I've never tried the existing disk option (note the mention of this being experimental), and it would run counter to my needs, so I doubt I will. I'd interpret this quote to mean that it is possible to also set up VMWare to use an actual physical partition. Not sure, again, whether this would enable interesting gymnastics between Ghost and VMWare or not.

And Benji's description of how VMWare works is correct--when you look at the files comprising a VM you've created on the physical host machine, you'll see one or more files representing the disk the VM uses internally, a configuration file(can edit from VMWare's UI or directly in text editor), and an nvram file. You may see additional files depending upon how large you set up the VM's 'disk' to be.

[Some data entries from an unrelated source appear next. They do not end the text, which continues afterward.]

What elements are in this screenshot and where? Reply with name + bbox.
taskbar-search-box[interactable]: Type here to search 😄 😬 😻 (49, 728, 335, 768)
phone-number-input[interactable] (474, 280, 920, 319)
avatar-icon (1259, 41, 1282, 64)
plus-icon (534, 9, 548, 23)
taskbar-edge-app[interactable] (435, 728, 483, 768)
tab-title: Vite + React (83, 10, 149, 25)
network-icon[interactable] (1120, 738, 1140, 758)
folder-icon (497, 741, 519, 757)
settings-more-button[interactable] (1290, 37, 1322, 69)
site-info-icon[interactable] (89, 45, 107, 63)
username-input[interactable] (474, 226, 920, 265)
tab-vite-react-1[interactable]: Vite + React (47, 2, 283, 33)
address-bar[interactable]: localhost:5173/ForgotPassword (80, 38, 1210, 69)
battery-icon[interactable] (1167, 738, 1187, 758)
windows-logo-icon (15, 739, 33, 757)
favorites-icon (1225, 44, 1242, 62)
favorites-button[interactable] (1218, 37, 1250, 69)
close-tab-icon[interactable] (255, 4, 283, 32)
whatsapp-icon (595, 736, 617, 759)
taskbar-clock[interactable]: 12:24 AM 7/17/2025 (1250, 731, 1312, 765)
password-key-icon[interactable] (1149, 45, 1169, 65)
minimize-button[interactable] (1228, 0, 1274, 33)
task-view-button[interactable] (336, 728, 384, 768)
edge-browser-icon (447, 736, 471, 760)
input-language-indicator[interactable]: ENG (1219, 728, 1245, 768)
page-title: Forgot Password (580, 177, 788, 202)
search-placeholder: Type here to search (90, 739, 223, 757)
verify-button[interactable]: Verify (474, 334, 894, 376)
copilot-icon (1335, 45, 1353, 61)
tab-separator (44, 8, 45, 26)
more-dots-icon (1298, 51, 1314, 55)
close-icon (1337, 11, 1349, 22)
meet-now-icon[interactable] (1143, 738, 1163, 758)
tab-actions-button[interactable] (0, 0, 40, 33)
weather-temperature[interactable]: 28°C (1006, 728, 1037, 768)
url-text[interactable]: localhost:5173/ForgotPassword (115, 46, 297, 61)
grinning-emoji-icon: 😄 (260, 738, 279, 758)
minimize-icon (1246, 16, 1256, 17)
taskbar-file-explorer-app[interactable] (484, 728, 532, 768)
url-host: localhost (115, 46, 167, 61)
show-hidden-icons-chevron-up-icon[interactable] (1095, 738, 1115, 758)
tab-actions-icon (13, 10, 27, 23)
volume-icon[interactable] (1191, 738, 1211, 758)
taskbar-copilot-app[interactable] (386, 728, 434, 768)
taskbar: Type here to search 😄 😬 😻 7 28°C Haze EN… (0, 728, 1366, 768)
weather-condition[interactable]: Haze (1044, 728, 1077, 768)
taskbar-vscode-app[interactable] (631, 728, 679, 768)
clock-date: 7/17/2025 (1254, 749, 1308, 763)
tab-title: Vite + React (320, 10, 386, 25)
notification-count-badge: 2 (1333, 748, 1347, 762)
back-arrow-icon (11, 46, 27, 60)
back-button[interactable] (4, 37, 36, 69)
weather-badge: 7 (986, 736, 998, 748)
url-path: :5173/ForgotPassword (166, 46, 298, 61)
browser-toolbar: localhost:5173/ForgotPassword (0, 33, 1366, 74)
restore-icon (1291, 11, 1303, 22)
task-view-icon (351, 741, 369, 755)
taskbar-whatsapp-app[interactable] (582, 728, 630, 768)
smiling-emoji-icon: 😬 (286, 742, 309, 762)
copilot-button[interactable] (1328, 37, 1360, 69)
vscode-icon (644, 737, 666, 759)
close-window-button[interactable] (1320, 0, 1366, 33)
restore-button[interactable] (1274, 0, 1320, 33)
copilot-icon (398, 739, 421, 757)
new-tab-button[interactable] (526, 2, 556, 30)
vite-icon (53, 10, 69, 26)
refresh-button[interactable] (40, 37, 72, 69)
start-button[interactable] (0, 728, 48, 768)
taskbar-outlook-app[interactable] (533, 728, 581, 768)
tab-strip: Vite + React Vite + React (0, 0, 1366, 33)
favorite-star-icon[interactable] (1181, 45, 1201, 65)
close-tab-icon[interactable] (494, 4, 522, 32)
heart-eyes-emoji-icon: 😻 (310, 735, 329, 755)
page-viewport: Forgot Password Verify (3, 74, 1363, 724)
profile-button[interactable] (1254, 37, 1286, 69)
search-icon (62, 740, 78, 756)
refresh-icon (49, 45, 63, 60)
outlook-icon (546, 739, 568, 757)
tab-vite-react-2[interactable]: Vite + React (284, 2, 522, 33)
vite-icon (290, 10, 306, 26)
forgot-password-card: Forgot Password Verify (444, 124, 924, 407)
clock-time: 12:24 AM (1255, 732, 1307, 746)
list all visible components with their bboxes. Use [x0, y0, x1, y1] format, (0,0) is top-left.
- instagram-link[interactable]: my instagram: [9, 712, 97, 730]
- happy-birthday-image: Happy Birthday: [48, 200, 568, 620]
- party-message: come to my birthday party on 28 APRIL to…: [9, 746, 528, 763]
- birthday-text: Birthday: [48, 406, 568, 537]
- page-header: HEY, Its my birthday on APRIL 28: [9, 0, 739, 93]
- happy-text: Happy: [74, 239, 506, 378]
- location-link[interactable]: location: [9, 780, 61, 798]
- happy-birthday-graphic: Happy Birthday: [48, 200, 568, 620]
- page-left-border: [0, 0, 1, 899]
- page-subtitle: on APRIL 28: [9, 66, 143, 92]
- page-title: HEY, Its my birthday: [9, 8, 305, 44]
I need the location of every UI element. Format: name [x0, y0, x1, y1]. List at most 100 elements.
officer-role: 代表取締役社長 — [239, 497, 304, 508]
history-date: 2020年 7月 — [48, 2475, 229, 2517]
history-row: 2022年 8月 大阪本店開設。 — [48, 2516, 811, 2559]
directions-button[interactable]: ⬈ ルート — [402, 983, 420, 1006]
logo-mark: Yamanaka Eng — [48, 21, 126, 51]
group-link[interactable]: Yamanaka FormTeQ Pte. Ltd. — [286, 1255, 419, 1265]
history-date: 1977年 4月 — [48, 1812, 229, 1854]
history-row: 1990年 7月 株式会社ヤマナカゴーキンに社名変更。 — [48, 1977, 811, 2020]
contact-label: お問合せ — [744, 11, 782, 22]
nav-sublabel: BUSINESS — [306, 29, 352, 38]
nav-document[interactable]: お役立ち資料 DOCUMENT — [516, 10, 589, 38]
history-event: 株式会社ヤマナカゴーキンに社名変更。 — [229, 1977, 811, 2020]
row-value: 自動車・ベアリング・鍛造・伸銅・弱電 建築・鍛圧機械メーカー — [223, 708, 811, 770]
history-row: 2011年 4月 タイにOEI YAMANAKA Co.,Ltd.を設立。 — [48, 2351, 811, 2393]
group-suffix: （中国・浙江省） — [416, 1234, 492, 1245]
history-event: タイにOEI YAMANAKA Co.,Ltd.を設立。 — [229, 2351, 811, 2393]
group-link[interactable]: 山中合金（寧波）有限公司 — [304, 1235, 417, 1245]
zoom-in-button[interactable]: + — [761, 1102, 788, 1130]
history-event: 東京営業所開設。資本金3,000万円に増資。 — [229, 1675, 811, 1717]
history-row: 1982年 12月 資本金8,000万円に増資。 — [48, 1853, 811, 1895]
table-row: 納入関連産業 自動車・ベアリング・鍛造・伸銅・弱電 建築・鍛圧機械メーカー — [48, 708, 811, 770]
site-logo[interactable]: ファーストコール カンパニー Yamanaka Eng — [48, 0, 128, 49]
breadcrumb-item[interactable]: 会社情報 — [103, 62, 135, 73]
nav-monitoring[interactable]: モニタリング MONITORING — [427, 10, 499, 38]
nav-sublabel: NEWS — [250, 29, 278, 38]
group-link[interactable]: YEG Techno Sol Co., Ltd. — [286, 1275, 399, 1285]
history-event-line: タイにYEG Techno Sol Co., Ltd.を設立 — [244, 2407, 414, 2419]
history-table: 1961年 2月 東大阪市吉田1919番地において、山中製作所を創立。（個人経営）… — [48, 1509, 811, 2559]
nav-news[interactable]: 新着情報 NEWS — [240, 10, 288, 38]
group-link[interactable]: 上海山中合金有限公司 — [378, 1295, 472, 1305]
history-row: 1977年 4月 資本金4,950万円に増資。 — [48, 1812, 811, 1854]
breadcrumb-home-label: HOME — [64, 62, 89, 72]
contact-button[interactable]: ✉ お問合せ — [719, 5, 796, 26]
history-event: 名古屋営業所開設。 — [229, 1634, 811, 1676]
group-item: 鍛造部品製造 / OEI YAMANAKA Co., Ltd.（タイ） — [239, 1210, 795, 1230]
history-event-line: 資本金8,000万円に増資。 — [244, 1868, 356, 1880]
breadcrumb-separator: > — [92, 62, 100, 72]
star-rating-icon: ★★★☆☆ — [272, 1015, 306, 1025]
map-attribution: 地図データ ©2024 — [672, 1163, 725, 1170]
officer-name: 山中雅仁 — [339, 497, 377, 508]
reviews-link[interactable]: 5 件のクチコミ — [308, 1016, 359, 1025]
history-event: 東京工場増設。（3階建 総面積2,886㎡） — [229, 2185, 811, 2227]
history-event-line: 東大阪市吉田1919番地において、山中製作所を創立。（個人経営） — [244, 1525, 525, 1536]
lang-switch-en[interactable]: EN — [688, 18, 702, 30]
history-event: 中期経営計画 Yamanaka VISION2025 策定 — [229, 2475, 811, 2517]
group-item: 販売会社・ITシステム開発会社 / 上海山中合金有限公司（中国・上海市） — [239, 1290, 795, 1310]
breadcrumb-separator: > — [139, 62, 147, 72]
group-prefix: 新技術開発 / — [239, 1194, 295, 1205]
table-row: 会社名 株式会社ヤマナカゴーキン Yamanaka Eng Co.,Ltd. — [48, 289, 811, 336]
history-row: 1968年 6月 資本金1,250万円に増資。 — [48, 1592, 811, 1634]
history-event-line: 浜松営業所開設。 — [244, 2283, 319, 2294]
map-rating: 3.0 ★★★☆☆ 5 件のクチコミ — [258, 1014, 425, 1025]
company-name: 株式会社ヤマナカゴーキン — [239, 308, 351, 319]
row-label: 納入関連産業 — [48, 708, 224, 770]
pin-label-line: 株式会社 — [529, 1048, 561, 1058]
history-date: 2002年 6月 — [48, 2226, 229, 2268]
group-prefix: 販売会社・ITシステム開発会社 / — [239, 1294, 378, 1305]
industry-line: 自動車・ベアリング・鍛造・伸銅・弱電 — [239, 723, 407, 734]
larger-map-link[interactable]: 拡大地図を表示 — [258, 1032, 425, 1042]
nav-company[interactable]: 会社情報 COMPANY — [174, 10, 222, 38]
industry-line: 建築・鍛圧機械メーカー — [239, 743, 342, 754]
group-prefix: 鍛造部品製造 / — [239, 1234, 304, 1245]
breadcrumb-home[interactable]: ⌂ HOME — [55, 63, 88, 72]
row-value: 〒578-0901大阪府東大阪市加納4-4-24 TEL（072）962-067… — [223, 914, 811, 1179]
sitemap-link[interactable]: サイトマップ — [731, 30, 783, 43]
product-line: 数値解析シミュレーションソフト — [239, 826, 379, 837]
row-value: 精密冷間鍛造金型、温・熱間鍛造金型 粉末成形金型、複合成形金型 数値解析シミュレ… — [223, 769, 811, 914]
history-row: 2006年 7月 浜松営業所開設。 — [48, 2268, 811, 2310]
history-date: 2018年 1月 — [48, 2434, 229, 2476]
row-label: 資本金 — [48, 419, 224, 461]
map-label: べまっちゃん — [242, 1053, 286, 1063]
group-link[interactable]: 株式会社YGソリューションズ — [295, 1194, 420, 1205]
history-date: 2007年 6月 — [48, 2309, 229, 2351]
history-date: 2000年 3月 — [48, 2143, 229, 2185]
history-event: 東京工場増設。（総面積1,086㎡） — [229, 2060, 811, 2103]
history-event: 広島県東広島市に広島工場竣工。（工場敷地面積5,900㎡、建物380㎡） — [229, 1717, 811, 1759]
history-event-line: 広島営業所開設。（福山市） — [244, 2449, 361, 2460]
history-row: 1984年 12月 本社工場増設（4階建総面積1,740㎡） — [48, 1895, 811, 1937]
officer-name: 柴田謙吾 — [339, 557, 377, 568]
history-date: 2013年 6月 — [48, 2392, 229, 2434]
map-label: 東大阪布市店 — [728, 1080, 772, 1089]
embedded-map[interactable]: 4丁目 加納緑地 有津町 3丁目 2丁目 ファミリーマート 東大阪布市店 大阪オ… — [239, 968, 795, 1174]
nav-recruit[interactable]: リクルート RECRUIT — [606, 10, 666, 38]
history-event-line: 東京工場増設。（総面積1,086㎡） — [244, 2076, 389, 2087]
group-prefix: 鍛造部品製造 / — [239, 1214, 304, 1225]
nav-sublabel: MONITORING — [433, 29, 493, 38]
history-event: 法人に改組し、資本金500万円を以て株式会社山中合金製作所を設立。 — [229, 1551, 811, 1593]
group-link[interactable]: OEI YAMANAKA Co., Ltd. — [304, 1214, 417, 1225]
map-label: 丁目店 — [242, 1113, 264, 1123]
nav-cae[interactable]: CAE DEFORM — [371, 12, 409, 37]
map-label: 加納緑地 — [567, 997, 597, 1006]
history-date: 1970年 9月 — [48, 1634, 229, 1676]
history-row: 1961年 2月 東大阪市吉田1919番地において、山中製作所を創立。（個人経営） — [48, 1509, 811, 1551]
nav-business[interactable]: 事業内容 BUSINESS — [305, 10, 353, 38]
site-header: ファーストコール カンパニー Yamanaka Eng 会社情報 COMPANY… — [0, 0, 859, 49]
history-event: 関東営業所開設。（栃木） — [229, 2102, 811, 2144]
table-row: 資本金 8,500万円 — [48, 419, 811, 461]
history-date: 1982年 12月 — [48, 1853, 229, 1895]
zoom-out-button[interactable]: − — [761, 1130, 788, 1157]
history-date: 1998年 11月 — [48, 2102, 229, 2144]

These VM files can be handled (stored, copied, moved, backed up) exactly like normal files from the host box, plus winzip crunches them down pretty well. In fact this is how I manage our VM library--I set up our standard VMs, zip them, and burn them to CDs. The only problem there has been that the VMs for Windows XP, even zipped, don't fit on a CD, so they stay on a network share that's on our normal backup rotation. All in all, quite convenient. If I need a special version of W98SE, for example, I take one of our standard W98SE VM's from the CD, unzip it to the physical box, fire it up and do whatever mods I need to it. Makes it nice to do comparative evaluations of the effects of some patch, for example, or other configuration changes because you know you started from machines that were exact clones of each other, so there's your experimental control. If the physical box can handle it, you can do this side-by-side on the same physical box, run the VMs in windows, and get screen shots from the physical box of the differences displayed in the two VMs.

anonQAguy
Wednesday, February 05, 2003

Benji I think you must have been using a very very old version of VMWare.. all of the scenarios you've just described are possible with VMWare..

it IS possible to mount physical partitions, and it is possible to modify Windows 2000 or Linux to boot up into the virtual machine when they were initially installed to boot on the physical machine, they might not be fun to do, but it's possible.

And I believe the company responsible for the software will only more configurations and possibilities available in the future (well at least with their high end products like  the GSX and ESX servers)...

Please check www.vmware.com for the documentation that describes these procedures.

Li-fan Chen
Thursday, February 06, 2003

anonQAguy: backups and restores of Windows 2000-based NTFS partitions WORKS using Ghost 2000 and up for Windows 2000 installations created within VMWare. And you can boot into the virtual or physical version.

Again, I agree with caution, just because it never fails for me doesn't mean you should use it in production. Try it if you ever get bored, but you probably don't need the experiental odd feature anyway.

VMWare is great, but I personally think it will take more years of improvement before it becomes truely awesome for the most power-hungry people.